Hans Bethe and Rudolf Peierls, also in 1934, used Fermi’s theory to estimate the neutrino interaction cross-section. The answer was shocking: a 1 MeV neutrino would have a mean free path through lead of roughly a light-year. Detection seemed physically impossible. Bethe and Peierls wrote, in so many words, that “there is no practically possible way of observing the neutrino.”

For twenty years this view held. The neutrino was a useful theoretical device — its role in the Fermi theory was essential, its kinematics were built into every beta-decay calculation — but nobody seriously planned an experimental confirmation.

Savannah River and the telegram

The change came with nuclear reactors. By the early 1950s, large reactor cores produced antineutrinos in quantities so vast that, despite the minuscule interaction cross-section, a detector nearby might see a handful of events per day.

Frederick Reines and Clyde Cowan, at Los Alamos, had been discussing the problem since 1951. Their first proposal — detecting neutrinos from a nuclear explosion, called “Project Poltergeist” — was eventually dropped in favour of a steady reactor source. After unsuccessful attempts at Hanford in 1953, they moved their detector to the Savannah River Plant in South Carolina in 1955. The detector consisted of 200 litres of cadmium-loaded water, flanked by two tanks of liquid scintillator and photomultipliers.

A reactor antineutrino would undergo inverse beta decay on a proton in the water, producing a positron and a neutron. The positron would annihilate promptly, producing a characteristic signal. The neutron would thermalize over a few microseconds and then be captured by a cadmium nucleus, releasing a gamma-ray cascade. The delayed coincidence — prompt annihilation followed by delayed capture — was the unambiguous signature.

On 14 June 1956, Reines and Cowan cabled Pauli at ETH Zurich:

We are happy to inform you that we have definitely detected neutrinos from fission fragments by observing inverse beta decay of protons. Observed cross section agrees well with expected six times ten to the minus forty-four square centimeters.

Pauli was at a meeting in New York when the telegram reached him. He replied by cable:

Everything comes to him who knows how to wait.
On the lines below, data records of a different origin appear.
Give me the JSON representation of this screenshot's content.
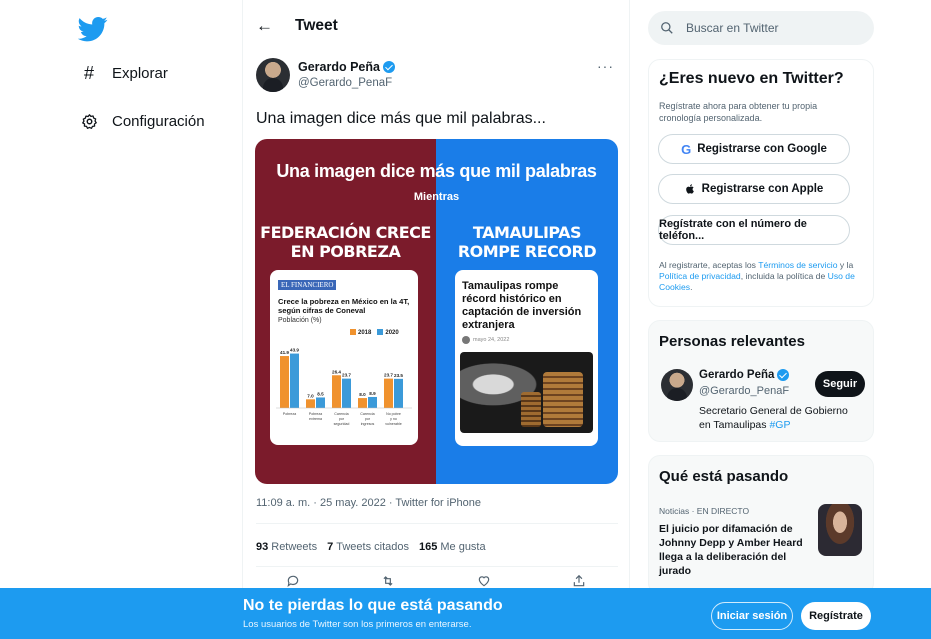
{
  "nav": {
    "items": [
      {
        "label": "Explorar",
        "icon": "hashtag-icon"
      },
      {
        "label": "Configuración",
        "icon": "gear-icon"
      }
    ]
  },
  "header": {
    "title": "Tweet"
  },
  "tweet": {
    "author_name": "Gerardo Peña",
    "author_handle": "@Gerardo_PenaF",
    "text": "Una imagen dice más que mil palabras...",
    "image": {
      "title": "Una imagen dice más que mil palabras",
      "subtitle": "Mientras",
      "left_heading_1": "FEDERACIÓN CRECE",
      "left_heading_2": "EN POBREZA",
      "right_heading_1": "TAMAULIPAS",
      "right_heading_2": "ROMPE RECORD",
      "left_card": {
        "publisher": "EL FINANCIERO",
        "headline": "Crece la pobreza en México en la 4T, según cifras de Coneval",
        "unit": "Población (%)",
        "legend": [
          "2018",
          "2020"
        ],
        "colors": {
          "2018": "#f0922e",
          "2020": "#3b9ad9"
        }
      },
      "right_card": {
        "headline": "Tamaulipas rompe récord histórico en captación de inversión extranjera",
        "byline": "mayo 24, 2022"
      }
    },
    "meta": "11:09 a. m. · 25 may. 2022 · Twitter for iPhone",
    "retweets": "93",
    "retweets_label": "Retweets",
    "quotes": "7",
    "quotes_label": "Tweets citados",
    "likes": "165",
    "likes_label": "Me gusta"
  },
  "chart_data": {
    "type": "bar",
    "title": "Crece la pobreza en México en la 4T, según cifras de Coneval",
    "ylabel": "Población (%)",
    "categories": [
      "Pobreza",
      "Pobreza extrema",
      "Carencia por seguridad social",
      "Carencia por ingresos",
      "No pobre y no vulnerable"
    ],
    "series": [
      {
        "name": "2018",
        "values": [
          41.9,
          7.0,
          26.4,
          8.0,
          23.7
        ]
      },
      {
        "name": "2020",
        "values": [
          43.9,
          8.5,
          23.7,
          8.9,
          23.5
        ]
      }
    ],
    "ylim": [
      0,
      50
    ]
  },
  "sidebar": {
    "search_placeholder": "Buscar en Twitter",
    "new": {
      "title": "¿Eres nuevo en Twitter?",
      "desc": "Regístrate ahora para obtener tu propia cronología personalizada.",
      "google": "Registrarse con Google",
      "apple": "Registrarse con Apple",
      "phone": "Regístrate con el número de teléfon...",
      "legal_1": "Al registrarte, aceptas los ",
      "legal_terms": "Términos de servicio",
      "legal_2": " y la ",
      "legal_privacy": "Política de privacidad",
      "legal_3": ", incluida la política de ",
      "legal_cookies": "Uso de Cookies",
      "legal_4": "."
    },
    "relevant": {
      "title": "Personas relevantes",
      "name": "Gerardo Peña",
      "handle": "@Gerardo_PenaF",
      "bio": "Secretario General de Gobierno en Tamaulipas ",
      "bio_tag": "#GP",
      "follow": "Seguir"
    },
    "trending": {
      "title": "Qué está pasando",
      "category": "Noticias · EN DIRECTO",
      "headline": "El juicio por difamación de Johnny Depp y Amber Heard llega a la deliberación del jurado"
    }
  },
  "banner": {
    "title": "No te pierdas lo que está pasando",
    "subtitle": "Los usuarios de Twitter son los primeros en enterarse.",
    "login": "Iniciar sesión",
    "signup": "Regístrate"
  }
}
He is said to have paid a case of champagne he had wagered against his own hypothesis being confirmed in his lifetime.

Legacy

Pauli’s 1930 letter set a methodological template that has shaped particle physics for nearly a century. The pattern — postulating a new particle on grounds of conservation-law preservation — was later invoked for the muon neutrino, the tau neutrino, the quark model, the weak neutral currents, and several still-unconfirmed extensions of the Standard Model.
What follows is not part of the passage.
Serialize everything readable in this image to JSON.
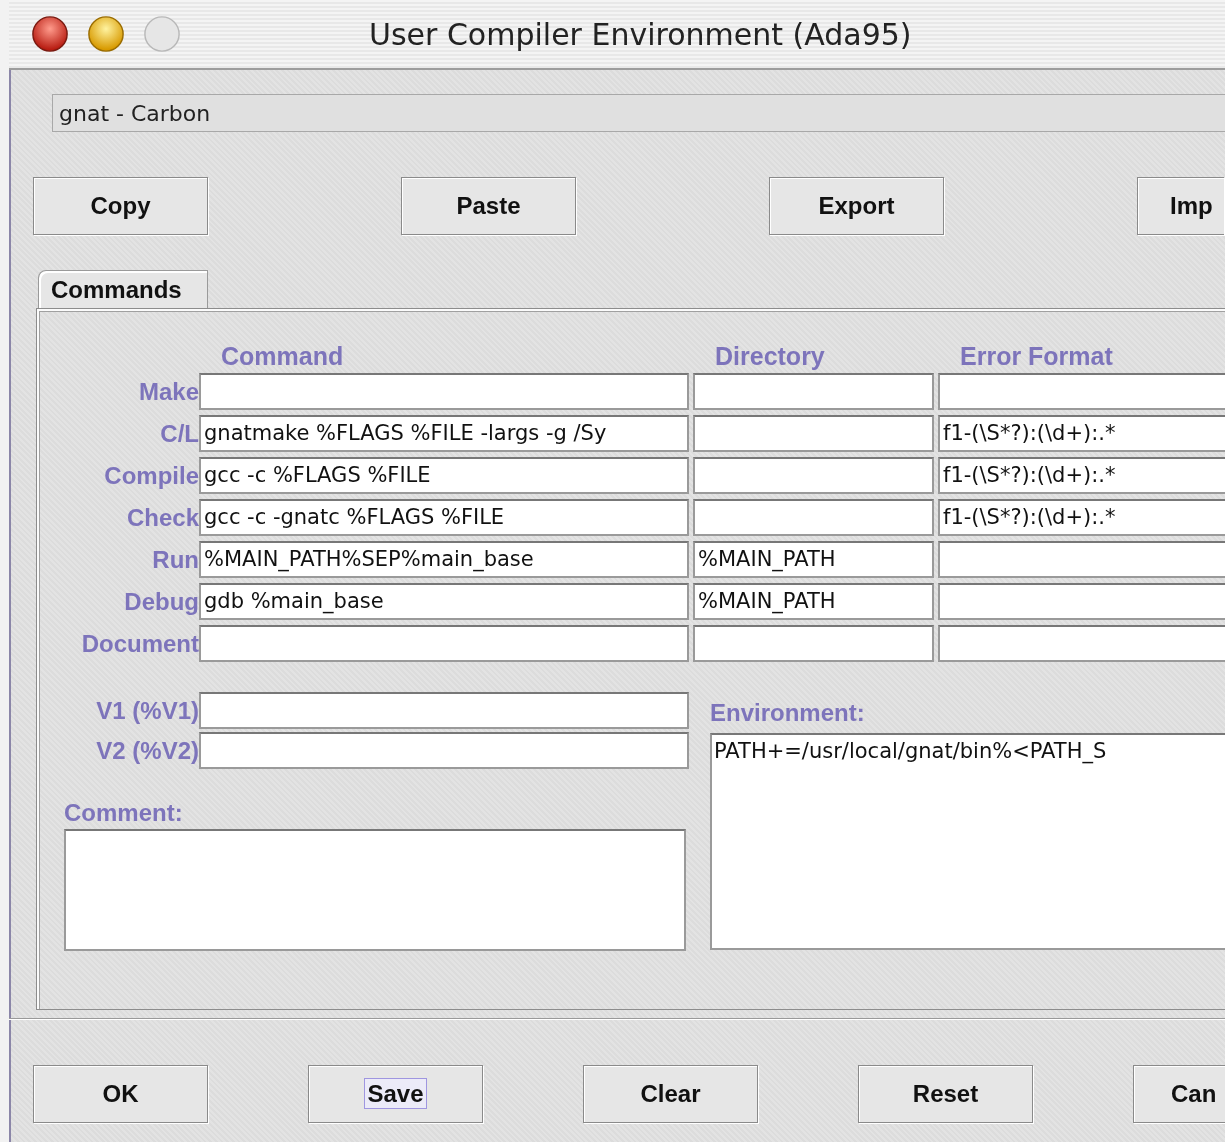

The letter itself survives in the CERN Document Server and remains one of the most-cited single documents in the history of twentieth-century physics. Pauli received the 1945 Nobel Prize for the exclusion principle, not for the neutrino hypothesis — but it is the neutrino that has turned out to be his most durable contribution to the future of the field. Ninety-five years after the Tübingen letter, every oscillation experiment, every CP-violation search, every mass measurement traces its subject matter to that one postulate.